Tommy’s store was long and narrow. Two lines of shelves ran its length from front to back. If you had to pass someone in one of the aisles, you both had to turn and suck in your gut. Lucky had never gone all the way to the back, where the frozen pizzas and ice-cream cartons collected freezer burn, so that was where she decided she would go, because she was a grown-ass lady and she could do what she wanted.
She hurried past Tommy, who was behind the counter arguing with a short woman pulling a buggy full of groceries from the dollar store.
“I don’t care what you think you heard on the news, this lottery ticket is not a winner. Take it. Go ahead. Go check at some other store. It’s a dud!”
The woman snatched the ticket back from him, grabbed her buggy, and pushed it out the door in a huff.
She heard Tommy muttering, “Crazy old bat. Tries that every week. With the same ticket, even.”

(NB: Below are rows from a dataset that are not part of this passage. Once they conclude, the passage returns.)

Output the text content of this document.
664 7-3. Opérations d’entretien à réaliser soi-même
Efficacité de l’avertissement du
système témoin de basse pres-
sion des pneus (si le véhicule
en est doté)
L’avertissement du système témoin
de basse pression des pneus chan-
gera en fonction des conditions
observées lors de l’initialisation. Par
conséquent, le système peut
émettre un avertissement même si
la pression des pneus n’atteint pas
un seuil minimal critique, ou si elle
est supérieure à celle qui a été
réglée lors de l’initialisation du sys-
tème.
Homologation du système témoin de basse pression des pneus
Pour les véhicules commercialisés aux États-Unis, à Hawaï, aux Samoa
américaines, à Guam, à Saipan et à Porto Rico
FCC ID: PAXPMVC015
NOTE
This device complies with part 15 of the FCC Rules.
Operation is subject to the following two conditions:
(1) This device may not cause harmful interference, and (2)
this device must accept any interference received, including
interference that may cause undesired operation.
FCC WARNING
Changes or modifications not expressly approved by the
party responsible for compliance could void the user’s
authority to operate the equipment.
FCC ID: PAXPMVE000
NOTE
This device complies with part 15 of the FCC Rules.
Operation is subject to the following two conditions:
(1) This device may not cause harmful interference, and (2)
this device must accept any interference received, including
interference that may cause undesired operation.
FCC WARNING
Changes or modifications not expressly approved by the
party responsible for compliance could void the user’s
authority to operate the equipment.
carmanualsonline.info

She ran a hand along the kitchen sponges, the garbage bags, and then the envelopes. When she let it rest on a package of unsharpened pencils, she felt eyes on her and looked up. Tommy was standing at the top of the aisle, arms crossed above his paunch, watching her. He ran both his hands through his greasy grey hair and flipped it over his shoulder. With his arms raised, patches of black hair stuck out the sleeves of his Motocross T-shirt. It made Lucky think of fuzzy black spiders. She picked up the pencils, took the time to study them, put them back, and then moved around the end of the aisle and into the next one. She looked up. Tommy had moved too. She could feel her heart beating in her throat, like that time she accidently swallowed a Life Saver whole.
She pretended to browse the cheap shampoo and the stack of hamburger buns as he slowly came towards her. By the time she was at the chips, he was directly in front of her. So, as per the unwritten rule, she turned to face the centre of the aisle and started to sidestep. He turned too.
“You need any help?” He loomed over her.
“Nope.” Her voice was small around the lump in her throat.
“You by yourself today?”
Suddenly she didn’t want to declare her independence. But he was an adult and Stella said never to lie to adults. “Yup.”
“You live around here?” There was maybe two inches between his belly and her. She felt the tightness of that space like a threat.
“Yup.”
“Huh, I don’t remember seeing you around. You sure you’re all alone?” He reached out and put a hand on her shoulder. The heat from his meaty palm, half on the collar of her romper, half on her bare skin, made all her muscles tense at once. It made her stomach flip. She didn’t have words for it, just the image of something rotten seeping through her pores. She couldn’t move her feet.